Один все время проигрывает. Свое одеяло, матрац он уже
спустил.
— Что у тебя еще осталось? »
— Рубашка. t
— На нее не играю, дерьмом воняет.
Проигравшийся в кальсонах и рубашке отходит в сторону,
укладывается на голых досках, приговаривая:
— Ох, трещат мои косточки!
Из четверых игроков остались двое. Рядом с ними стоит
поджарый смуглый арестант. Это сам «пахан» Карачалы.
Длинными пальцами он перебирает янтарные четки,
напряженно следит за игрой. Он-то и затевает игру, а с выигрыша
берет проценты.
Первый раз Карачалы попал в тюрьму за драку из-за межи.
Не успев отсидеть свой срок, убил арестанта. Стали его
пересылать из тюрьмы в тюрьму. В нашей он отравил другого
арестанта за деньги, полученные от его врага. Карачалы — это
бич всей тюрьмы. Дергающийся, злой, навязчиво-вызывающий,
всегда в движении, он как куст терновника на ветру. Его
поэтому и прозвали Карачалы — Терновник.
Игреки говорят мало, быстро бросают карты. Один из них
весь рыжий, даже ресницы рыжие. Зовут его Бекташ Рыжая
Бровь. Он кладет на жестянку золотую лиру. К ней жадно
устремляются все взоры. Карачалы смотрит сверху.
— Смешай колоду... Как следует мешай!
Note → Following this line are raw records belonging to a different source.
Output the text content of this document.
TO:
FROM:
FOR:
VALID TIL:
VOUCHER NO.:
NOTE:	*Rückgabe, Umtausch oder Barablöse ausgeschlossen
Не подглядывай!
Давай туз, — говорит Бекташ.
— Тебе, мне... твой, мой... мне, тебе...
Рыжая Бровь протягивает руку к лире. Партнер хватает
его за кисть. Лица у обоих бледнеют. Жестянка
опрокидывается.
— Отдай, сволочь!
— Нет, морда, не возьмешь!
Карачалы встает между ними.
— Бекташ, ты подавишься этой лирой! Меня зовут
Карачалы, помни.
Дерущихся разняли. Крики стихают. У Бекташа со лба
капает кровь. Карачалы кладет кусочек золота к себе в карман.
— Это тебе так не пройдет, Карачалы!
— Не таких видели... Ты еще щенок, Бекташ.